Cuando en el siglo XIX las artes plásticas comenzaron a abandonar el realismo academicista -a lo que no fue ajena la invención de la fotografía-, el papel de los críticos y otros orientadores artísticos comenzó a subir como la espuma, y no digamos el de los artistas impostores.
Antes de lanzarse sobre nuevos caminos expresivos, muchos de los buenos artistas modernos sabían pintar o esculpir a la antigua con envidiable maestría (los cuadros que Picasso pintó cuando era sólo un niño lo evidencian), pero otros no. El arte abstracto acrecentó el papel de los críticos y, en general, de los entendidos, encargados de traducir en palabras las obras plásticas.
Estas interpretaciones verbales propiciaron, a su vez, que los artistas se decidieran, también ellos, a hablar -La palabra pintada, de Tom Wolfe, lo muestra con gracia-, aunque sus discursos fueron, y son en general, confusos y hasta delirantes. Ya lo había temido Cézanne cuando dijo: "Lo mejor que puede hacer un pintor es tener la boca cerrada".
Pero las buenas críticas y las buenas ventas no siempre han ido de la mano. De eso se quejaba, por ejemplo, el pintor abstracto norteamericano Jackson Pollock cuando estando reunido en el Greenwich Village de Nueva York con un puñado de críticos les dijo: "Si soy tan bueno como vosotros decís, ¿por qué no vendo un cuadro?".
No todos los grandes pintores poseen vis comercial. Picasso, desde luego, la tenía, y no digamos Salvador Dalí. Van Gogh no y tampoco Braque, que en vida nunca vendió bien sus cuadros.
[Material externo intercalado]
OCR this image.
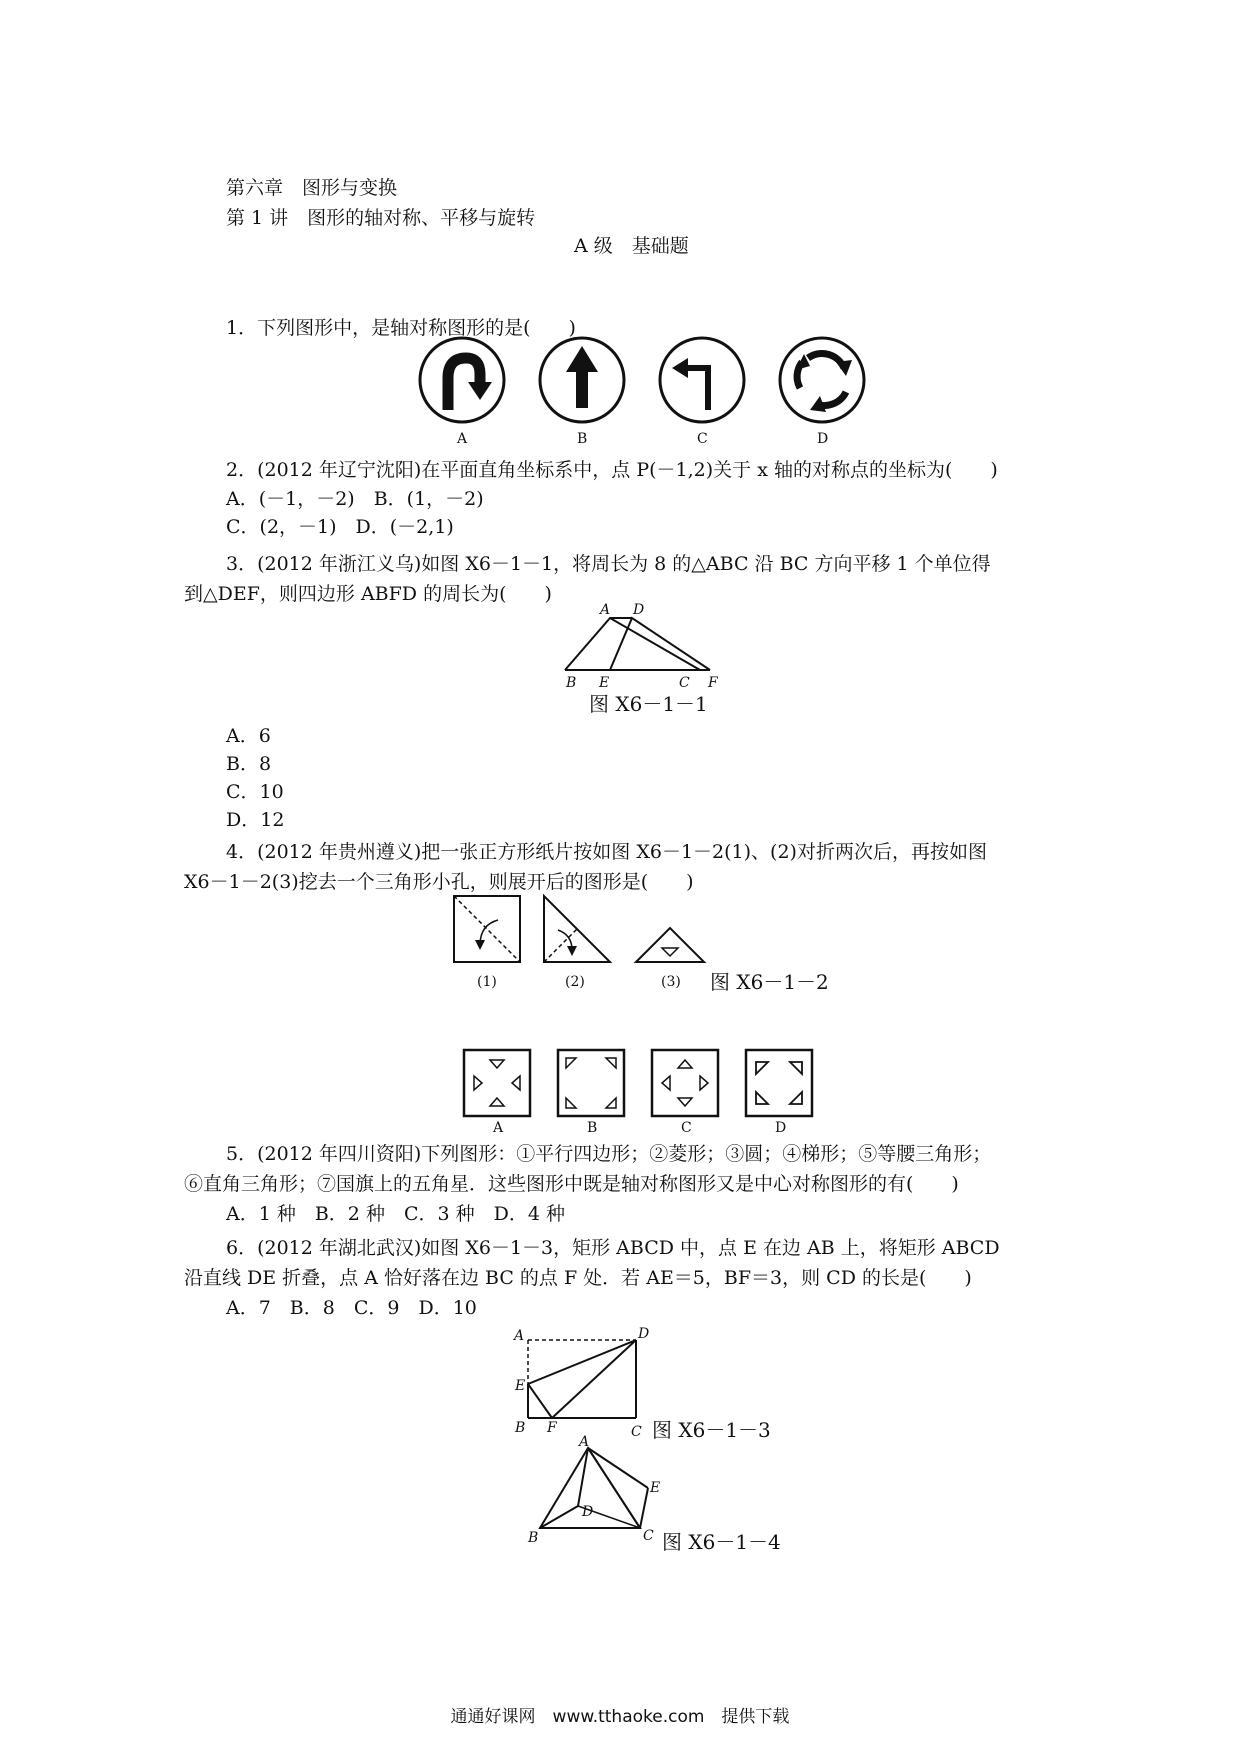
第六章　图形与变换
第 1 讲　图形的轴对称、平移与旋转
A 级　基础题
1．下列图形中，是轴对称图形的是(　　)
A	B	C	D
2．(2012 年辽宁沈阳)在平面直角坐标系中，点 P(－1,2)关于 x 轴的对称点的坐标为(　　)
A．(－1，－2)　B．(1，－2)
C．(2，－1)　D．(－2,1)
3．(2012 年浙江义乌)如图 X6－1－1，将周长为 8 的△ABC 沿 BC 方向平移 1 个单位得
到△DEF，则四边形 ABFD 的周长为(　　)
A D
B E	C F
图 X6－1－1
A．6
B．8
C．10
D．12
4．(2012 年贵州遵义)把一张正方形纸片按如图 X6－1－2(1)、(2)对折两次后，再按如图
X6－1－2(3)挖去一个三角形小孔，则展开后的图形是(　　)
(1)	(2)	(3) 图 X6－1－2
A	B	C	D
5．(2012 年四川资阳)下列图形：①平行四边形；②菱形；③圆；④梯形；⑤等腰三角形；
⑥直角三角形；⑦国旗上的五角星．这些图形中既是轴对称图形又是中心对称图形的有(　　)
A．1 种　B．2 种　C．3 种　D．4 种
6．(2012 年湖北武汉)如图 X6－1－3，矩形 ABCD 中，点 E 在边 AB 上，将矩形 ABCD
沿直线 DE 折叠，点 A 恰好落在边 BC 的点 F 处．若 AE＝5，BF＝3，则 CD 的长是(　　)
A．7　B．8　C．9　D．10
A	D
E
B F	C 图 X6－1－3
A
E
D
B	C 图 X6－1－4
通通好课网　www.tthaoke.com　提供下载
Si uno visitaba el MOMA (no sé cómo habrán quedado colgados los cuadros ahora), se podía ver, juntos, dos cuadros cubistas que cualquier observador hubiera atribuido al mismo pintor, pero si el espectador se acercaba podía leer la referencia colocada allí por el museo, donde aparecía que uno lo pintó Braque y el otro Picasso, pero el de Braque estaba fechado un par de años antes que el de Picasso.